Author Linda Greenhouse also commented that adoption of this “sensible idea” would “save the court from itself."
Linda Greenhouse, The Supreme Court’s Death Trap, N.Y Times, Apr. 1, 2015, http://www.nytimes.com/2015/04/01/opinion/the-supreme-courts-death-trap.html

There was a similar flurry in another case at the end of 2016.
Adam Liptak, The Lethal Gaps in How the Supreme Court Handles the Death Penalty, N.Y. Times, Dec. 12, 2016, https://www.nytimes.com/2016/12/12/us/politics/the-lethal-gaps-in-how-the-supreme-court-handles-the-death-penalty.html

Speaker Information

Eric M. Freedman, Siggi B. Wilzig Distinguished Professor of Constitutional Rights, has two primary areas of academic interest. One is constitutional law and history, with a special emphasis on the history of the Revolutionary period, First Amendment topics, and separation of powers, including remedies for presidential misconduct. The second is litigation-centered and includes the fields of civil and criminal procedure and strategy, with a focus on the death penalty and habeas corpus.

He has testified on these matters before Congress and other legislative bodies, and is regularly quoted in the media. He is also actively involved in the continuing professional education of lawyers and judges, and in providing pro bono litigation advice and representation.

In addition to numerous articles in professional journals, Professor Freedman is the author of Habeas Corpus: Rethinking the Great Writ of Liberty, and of the forthcoming Making Habeas Work: A Legal History, both publications of New York University Press. He has been named the John DeWitt Gregory Scholar for 2018-19 to pursue his research.

Professor Freedman serves as the reporter for the ABA's Guidelines for the Appointment and Performance of Defense Counsel in Capital Cases, which were released at a conference at Hofstra’s Maurice A. Deane School of Law and are regularly relied upon by courts at all levels. He is a recipient of the Dybwad Humanitarian Award of the American Association on Mental Retardation for his work in exonerating an innocent death row inmate in Virginia.

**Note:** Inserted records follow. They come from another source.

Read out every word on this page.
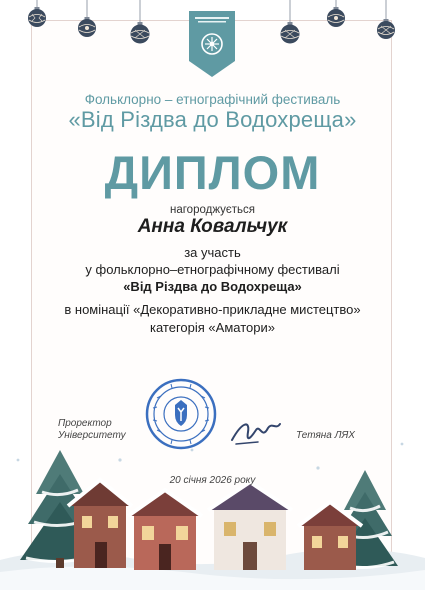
Фольклорно – етнографічний фестиваль
«Від Різдва до Водохреща»
ДИПЛОМ
нагороджується
Анна Ковальчук
за участь
у фольклорно–етнографічному фестивалі
«Від Різдва до Водохреща»
в номінації «Декоративно-прикладне мистецтво»
категорія «Аматори»
Проректор
Університету	Тетяна ЛЯХ
20 січня 2026 року
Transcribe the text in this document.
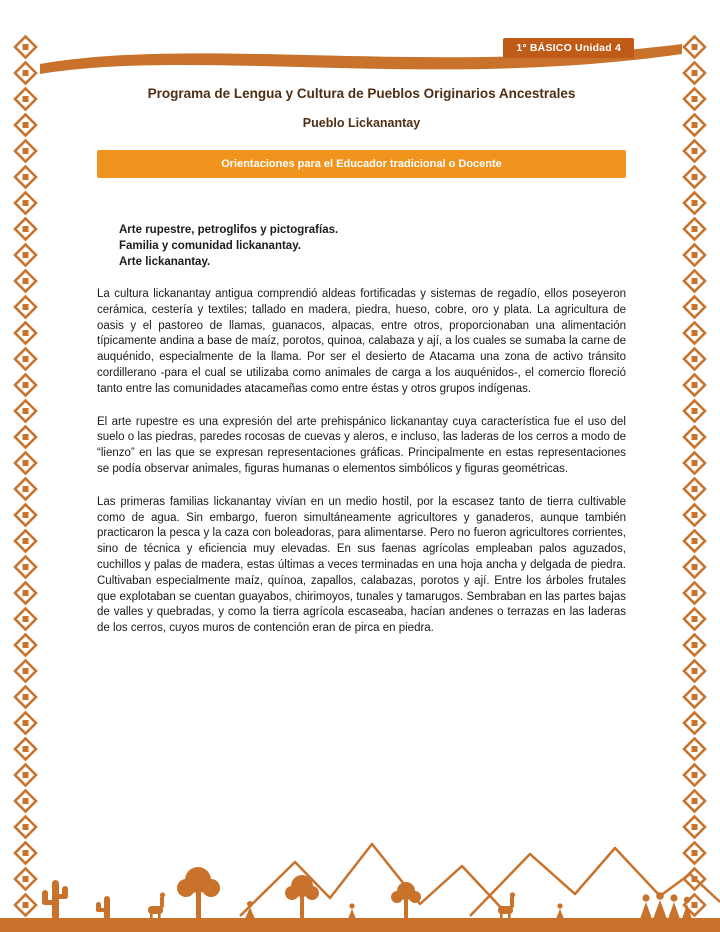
1° BÁSICO Unidad 4
Programa de Lengua y Cultura de Pueblos Originarios Ancestrales
Pueblo Lickanantay
Orientaciones para el Educador tradicional o Docente
Arte rupestre, petroglifos y pictografías.
Familia y comunidad lickanantay.
Arte lickanantay.

La cultura lickanantay antigua comprendió aldeas fortificadas y sistemas de regadío, ellos poseyeron cerámica, cestería y textiles; tallado en madera, piedra, hueso, cobre, oro y plata. La agricultura de oasis y el pastoreo de llamas, guanacos, alpacas, entre otros, proporcionaban una alimentación típicamente andina a base de maíz, porotos, quinoa, calabaza y ají, a los cuales se sumaba la carne de auquénido, especialmente de la llama. Por ser el desierto de Atacama una zona de activo tránsito cordillerano -para el cual se utilizaba como animales de carga a los auquénidos-, el comercio floreció tanto entre las comunidades atacameñas como entre éstas y otros grupos indígenas.

El arte rupestre es una expresión del arte prehispánico lickanantay cuya característica fue el uso del suelo o las piedras, paredes rocosas de cuevas y aleros, e incluso, las laderas de los cerros a modo de “lienzo” en las que se expresan representaciones gráficas. Principalmente en estas representaciones se podía observar animales, figuras humanas o elementos simbólicos y figuras geométricas.

Las primeras familias lickanantay vivían en un medio hostil, por la escasez tanto de tierra cultivable como de agua. Sin embargo, fueron simultáneamente agricultores y ganaderos, aunque también practicaron la pesca y la caza con boleadoras, para alimentarse. Pero no fueron agricultores corrientes, sino de técnica y eficiencia muy elevadas. En sus faenas agrícolas empleaban palos aguzados, cuchillos y palas de madera, estas últimas a veces terminadas en una hoja ancha y delgada de piedra. Cultivaban especialmente maíz, quínoa, zapallos, calabazas, porotos y ají. Entre los árboles frutales que explotaban se cuentan guayabos, chirimoyos, tunales y tamarugos. Sembraban en las partes bajas de valles y quebradas, y como la tierra agrícola escaseaba, hacían andenes o terrazas en las laderas de los cerros, cuyos muros de contención eran de pirca en piedra.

Eric Freedman is a graduate of the Phillips Exeter Academy, Yale College and Yale Law School, and earned an MA in history from Victoria University of Wellington, New Zealand, while holding a Fulbright scholarship there. Before coming to Hofstra, he practiced law at a major New York City firm and held a judicial clerkship on the United States Court of Appeals for the Second Circuit.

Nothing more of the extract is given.